The ultimate hurdle facing headphones, detachable pods, and headsets is balancing data access with viewing and social acceptance. Real-time activity monitoring is a major benefit of wearable devices; seeing it live on a watch is a huge selling point. This feature will likely see consumer adoption of new wearables based on connectivity to existing smartwatches. When it comes to social acceptance, integration into the right branded hardware will be crucial. The marketing challenge faced by manufacturers seeking to appeal to a wider audience of consumers, elite athletes and the medical market is not trivial, but also beyond the expertise of manufacturers of electronics kings large today’s audience. The smartwatch risks following the trajectory of the smartphone by becoming less imposing but continually in demand. The real opportunity is in the next generation of wearables, smartwatches will interface to satisfy the demand for new features. This market has a lot more room for new players, materials and innovation.

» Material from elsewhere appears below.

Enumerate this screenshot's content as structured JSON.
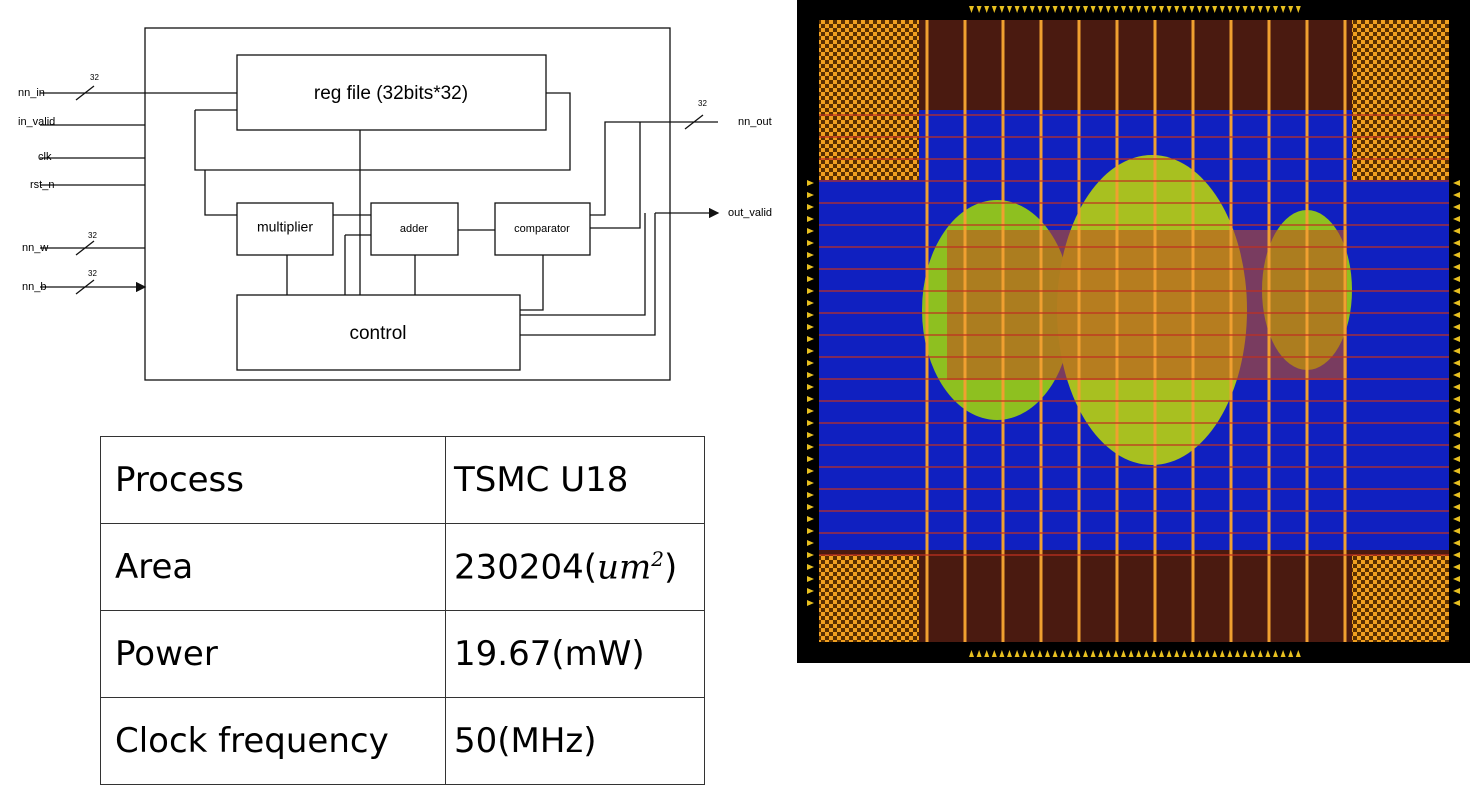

IDTechEx offers an extensive portfolio of technical market research reports covering many aspects of the wearable technology space. These include wearable sensors, electronic skin patches, AR/VR, electronic textiles, and hearing aids. IDTechEx also has related content dedicated to remote patient monitoring, diabetes management, and printed sensors. All of these reports cover the current state and expected future developments, both in terms of technical capabilities and commercial adoption. Granular forecasts segmented by technology and application help plan future projects, while several company profiles based on primary interviews provide a detailed overview of key players. The reports also include multiple application examples, SWOT analysis, and technology/business readiness assessments.